A thrill of prickles, like electricity, ran through me, painful in the intensity. The girl had reached out to touch my soul, and the touch of her own hurt. At the same time, I could feel she didn't want to hurt me, only communicate.
Because somewhere in all that discomforting tingling and aching, there was love.
I opened my eyes, losing my grip on the dream or vision. The summer night fell back in, real, solid, and musty with the smell of traffic not too far away and still beneath the glow of the high-rise towers.
I stood up and wobbled on feet that had fallen asleep.
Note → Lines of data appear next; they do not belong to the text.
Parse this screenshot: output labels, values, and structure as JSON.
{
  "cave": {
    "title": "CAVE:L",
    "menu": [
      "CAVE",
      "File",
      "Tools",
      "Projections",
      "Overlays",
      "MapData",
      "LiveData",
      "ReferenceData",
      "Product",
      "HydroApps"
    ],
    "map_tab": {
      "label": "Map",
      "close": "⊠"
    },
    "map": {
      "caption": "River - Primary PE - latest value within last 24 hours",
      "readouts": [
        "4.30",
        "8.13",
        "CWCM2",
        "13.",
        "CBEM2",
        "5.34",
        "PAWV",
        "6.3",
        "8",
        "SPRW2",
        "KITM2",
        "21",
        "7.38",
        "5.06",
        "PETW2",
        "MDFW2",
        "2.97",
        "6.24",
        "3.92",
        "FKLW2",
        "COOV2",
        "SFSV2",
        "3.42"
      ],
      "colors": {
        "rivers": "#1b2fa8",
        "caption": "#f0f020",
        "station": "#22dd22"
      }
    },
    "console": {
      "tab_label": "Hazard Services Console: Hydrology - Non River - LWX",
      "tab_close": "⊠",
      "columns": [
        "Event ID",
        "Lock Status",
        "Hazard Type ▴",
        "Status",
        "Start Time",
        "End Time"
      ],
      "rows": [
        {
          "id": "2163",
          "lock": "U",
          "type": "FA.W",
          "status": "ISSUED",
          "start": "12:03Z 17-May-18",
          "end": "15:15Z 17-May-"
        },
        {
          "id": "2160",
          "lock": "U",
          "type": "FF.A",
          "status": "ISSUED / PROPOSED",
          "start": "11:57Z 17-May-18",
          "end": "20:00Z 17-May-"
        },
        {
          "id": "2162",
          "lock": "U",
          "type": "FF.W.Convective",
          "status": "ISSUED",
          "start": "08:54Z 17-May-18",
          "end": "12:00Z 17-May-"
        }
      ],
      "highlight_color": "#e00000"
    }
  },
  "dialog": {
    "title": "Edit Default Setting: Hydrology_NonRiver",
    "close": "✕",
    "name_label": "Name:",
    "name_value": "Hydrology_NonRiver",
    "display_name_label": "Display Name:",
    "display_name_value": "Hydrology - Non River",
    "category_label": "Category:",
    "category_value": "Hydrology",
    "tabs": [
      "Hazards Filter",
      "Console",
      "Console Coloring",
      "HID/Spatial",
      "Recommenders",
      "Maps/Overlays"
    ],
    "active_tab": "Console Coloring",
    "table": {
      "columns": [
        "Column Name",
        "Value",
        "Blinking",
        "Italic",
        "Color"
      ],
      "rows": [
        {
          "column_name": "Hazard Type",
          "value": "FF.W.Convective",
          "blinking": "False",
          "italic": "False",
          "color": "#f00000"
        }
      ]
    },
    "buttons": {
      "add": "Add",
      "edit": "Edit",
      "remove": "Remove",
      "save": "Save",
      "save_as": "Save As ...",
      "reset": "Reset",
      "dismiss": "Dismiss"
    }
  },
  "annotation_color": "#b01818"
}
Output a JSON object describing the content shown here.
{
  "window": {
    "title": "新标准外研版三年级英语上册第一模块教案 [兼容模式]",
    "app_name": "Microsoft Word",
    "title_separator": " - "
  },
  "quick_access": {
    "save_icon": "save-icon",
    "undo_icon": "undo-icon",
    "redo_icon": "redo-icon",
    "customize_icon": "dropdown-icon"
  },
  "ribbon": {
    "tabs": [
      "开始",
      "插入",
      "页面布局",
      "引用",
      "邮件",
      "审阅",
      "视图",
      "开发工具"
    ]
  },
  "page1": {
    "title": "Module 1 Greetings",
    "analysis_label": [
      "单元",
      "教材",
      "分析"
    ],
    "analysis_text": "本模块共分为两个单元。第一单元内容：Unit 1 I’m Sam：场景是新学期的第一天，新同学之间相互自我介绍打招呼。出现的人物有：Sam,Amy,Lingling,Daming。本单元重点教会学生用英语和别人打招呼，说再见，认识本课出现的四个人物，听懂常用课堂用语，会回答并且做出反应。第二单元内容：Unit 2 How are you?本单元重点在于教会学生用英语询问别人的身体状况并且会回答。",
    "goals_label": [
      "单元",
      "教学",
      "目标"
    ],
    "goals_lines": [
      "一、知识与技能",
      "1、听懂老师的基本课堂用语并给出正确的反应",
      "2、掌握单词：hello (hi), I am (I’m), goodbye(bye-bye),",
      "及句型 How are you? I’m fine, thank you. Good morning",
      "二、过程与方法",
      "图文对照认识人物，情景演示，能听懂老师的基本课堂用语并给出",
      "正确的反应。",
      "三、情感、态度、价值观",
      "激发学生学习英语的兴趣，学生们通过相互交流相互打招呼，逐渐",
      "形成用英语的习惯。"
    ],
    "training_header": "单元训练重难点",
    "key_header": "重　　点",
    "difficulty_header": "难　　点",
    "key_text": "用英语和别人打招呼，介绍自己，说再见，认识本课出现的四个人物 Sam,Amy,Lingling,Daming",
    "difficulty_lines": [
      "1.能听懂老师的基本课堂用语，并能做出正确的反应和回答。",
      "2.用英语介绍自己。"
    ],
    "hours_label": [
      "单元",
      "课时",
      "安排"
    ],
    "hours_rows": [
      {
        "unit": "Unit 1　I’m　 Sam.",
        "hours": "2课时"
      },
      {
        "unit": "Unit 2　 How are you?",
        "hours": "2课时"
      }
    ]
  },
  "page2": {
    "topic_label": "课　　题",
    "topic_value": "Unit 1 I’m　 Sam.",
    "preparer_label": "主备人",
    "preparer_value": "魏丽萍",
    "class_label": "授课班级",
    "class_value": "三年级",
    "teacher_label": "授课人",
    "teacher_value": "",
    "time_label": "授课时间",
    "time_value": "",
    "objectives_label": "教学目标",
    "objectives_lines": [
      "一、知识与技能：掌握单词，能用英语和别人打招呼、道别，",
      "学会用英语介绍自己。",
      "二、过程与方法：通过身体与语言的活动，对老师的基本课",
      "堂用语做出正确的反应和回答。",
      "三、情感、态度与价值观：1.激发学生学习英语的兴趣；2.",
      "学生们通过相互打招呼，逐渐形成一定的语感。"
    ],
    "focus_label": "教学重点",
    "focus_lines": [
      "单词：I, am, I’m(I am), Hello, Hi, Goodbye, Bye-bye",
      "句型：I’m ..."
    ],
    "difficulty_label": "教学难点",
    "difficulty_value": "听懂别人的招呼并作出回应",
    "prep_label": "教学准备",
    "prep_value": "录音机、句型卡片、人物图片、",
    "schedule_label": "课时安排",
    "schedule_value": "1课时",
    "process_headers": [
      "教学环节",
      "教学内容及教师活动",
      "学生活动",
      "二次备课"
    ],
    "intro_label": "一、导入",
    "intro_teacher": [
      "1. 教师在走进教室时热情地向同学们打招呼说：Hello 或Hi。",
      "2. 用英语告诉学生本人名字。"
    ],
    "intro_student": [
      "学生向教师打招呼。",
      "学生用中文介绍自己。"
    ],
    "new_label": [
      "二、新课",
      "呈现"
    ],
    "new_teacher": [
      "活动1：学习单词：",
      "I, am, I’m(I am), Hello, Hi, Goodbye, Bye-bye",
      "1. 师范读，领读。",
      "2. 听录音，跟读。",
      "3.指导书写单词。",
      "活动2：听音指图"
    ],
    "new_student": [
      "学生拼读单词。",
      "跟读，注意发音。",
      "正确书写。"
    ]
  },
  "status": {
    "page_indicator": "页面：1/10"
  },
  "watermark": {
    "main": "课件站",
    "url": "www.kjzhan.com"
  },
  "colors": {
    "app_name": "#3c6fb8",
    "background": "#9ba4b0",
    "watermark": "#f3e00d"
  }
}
I had never voluntarily entered a vision like that. Usually it came to me while I slept, and even then it was a gamble of whether or not it made sense. Maybe I was getting better.
Naru was waiting for me outside dorm 2-B's doors when I came back. Before he could say anything—I didn't really want to hear what he had to say—I told him about my vision, about how the girl behind the library hadn't killed anyone. If anything, she was just aching and…waiting. Whether that was to pass on or for something else, though, I didn't know.
"I'm sorry for running off," I said. "I just needed some quiet. I'll be more mature from now on."
I moved to walk past him, but, of course, he stopped me.
"What's going on, Mai? Why—why is everything so hard between us all a sudden? Please, if—if you could just tell me what to do. I—I know I'm an—an idiot with these sorts of things, I…Mai, I'm sorry, I do love you."
Since I was wondering the same thing, and also because it was probably two in the morning now, I just gave him a hug and went on inside without answering. He didn't have much chance to press me afterwards either, for the moment I hit my cot, I was out.